Eating Sannakji In South Korea
Traditionally, Kendo warriors used to eat Sannakji (or San-nakji) to achieve physical strength. Other cultures may interpret consuming Sannakji as a strange culinary tradition, but it is a flourishing South Korean dish that is liked by many.
How is Sannakji served to the customers?
Sannakji comes under the list of Hoe, which means raw food dishes in Korean cuisine. It is a dish with live octopus, which can either be eaten whole or rolled with chopsticks. The octopus is only served with a bowl of sesame one, otherwise, it will stick in the throat. Other ingredients may be a bowl of mixed chili paste, vinegar, and sugar as dipping sauces.
The dish is always an eye-catcher and one of the most favorite dishes among the Koreans. They love to eat octopus in various ways - stir-fried, braised, and stewed.

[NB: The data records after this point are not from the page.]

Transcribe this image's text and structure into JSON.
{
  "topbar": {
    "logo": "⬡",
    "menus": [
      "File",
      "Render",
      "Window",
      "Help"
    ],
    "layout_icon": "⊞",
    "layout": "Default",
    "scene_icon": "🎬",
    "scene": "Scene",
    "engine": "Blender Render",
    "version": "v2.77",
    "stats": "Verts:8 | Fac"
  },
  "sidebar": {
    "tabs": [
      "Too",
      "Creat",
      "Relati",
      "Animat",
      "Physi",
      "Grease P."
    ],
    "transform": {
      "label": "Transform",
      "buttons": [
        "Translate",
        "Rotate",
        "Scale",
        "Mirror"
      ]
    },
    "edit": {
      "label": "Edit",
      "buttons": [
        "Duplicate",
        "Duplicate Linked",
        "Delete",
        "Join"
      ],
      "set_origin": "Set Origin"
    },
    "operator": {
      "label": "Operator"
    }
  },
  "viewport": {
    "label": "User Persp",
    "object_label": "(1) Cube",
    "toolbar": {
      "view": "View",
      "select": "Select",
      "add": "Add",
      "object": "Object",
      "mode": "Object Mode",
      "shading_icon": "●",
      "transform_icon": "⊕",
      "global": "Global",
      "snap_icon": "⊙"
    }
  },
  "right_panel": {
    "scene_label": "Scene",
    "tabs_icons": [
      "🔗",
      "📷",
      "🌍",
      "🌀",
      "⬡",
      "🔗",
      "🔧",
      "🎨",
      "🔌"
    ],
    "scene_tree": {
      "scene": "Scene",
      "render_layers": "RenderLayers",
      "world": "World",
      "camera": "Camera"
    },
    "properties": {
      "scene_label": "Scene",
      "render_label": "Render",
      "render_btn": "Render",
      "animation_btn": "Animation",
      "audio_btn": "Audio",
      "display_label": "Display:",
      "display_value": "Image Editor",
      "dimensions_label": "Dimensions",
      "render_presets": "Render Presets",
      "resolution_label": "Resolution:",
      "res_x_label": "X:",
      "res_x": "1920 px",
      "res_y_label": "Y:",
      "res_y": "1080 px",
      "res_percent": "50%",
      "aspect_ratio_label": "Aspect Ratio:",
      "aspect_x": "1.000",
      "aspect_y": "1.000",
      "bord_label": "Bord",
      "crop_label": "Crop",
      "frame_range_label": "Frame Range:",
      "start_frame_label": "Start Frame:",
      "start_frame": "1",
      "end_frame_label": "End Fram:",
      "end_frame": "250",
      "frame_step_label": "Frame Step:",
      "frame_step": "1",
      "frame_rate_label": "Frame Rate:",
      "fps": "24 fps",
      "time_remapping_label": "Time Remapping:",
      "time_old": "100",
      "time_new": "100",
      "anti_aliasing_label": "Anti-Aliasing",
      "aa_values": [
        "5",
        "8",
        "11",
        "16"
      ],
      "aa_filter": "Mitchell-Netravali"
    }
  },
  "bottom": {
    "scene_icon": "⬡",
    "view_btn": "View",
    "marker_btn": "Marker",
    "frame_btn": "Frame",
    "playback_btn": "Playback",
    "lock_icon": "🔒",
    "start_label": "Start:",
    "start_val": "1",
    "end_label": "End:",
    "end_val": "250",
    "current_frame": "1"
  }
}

Whereas eating it raw is also a popular choice.
Many wonder if the octopus is still alive upon seeing the tentacles moving on the plate. By the time Sannakji is served on the table, it is already dead. Its tentacles continue to move because of the dead octopus' continuing nerve activity.
Koreans eat Sannakji by using chopsticks
The trend is to eat Sannakji by using chopsticks. Since the tentacles continue to move on the plate, one has to hold it tight with the chopsticks. The very fresh octopus can sometimes even continue moving in the throat.
Sannakji is a very chewy food as cooking is avoided. It is served raw by simply making into pieces. Since it is alive until just a few minutes before being served, the customers hardly get a strong odor from it.
In some regions in South Korea and other nations, Sannakji is served whole. Many people also love eating the whole octopus. However, it is generally considered dangerous to eat unsliced octopus. One could start choking anytime. Many South Koreans offer this dish to the foreigners for an exciting experience.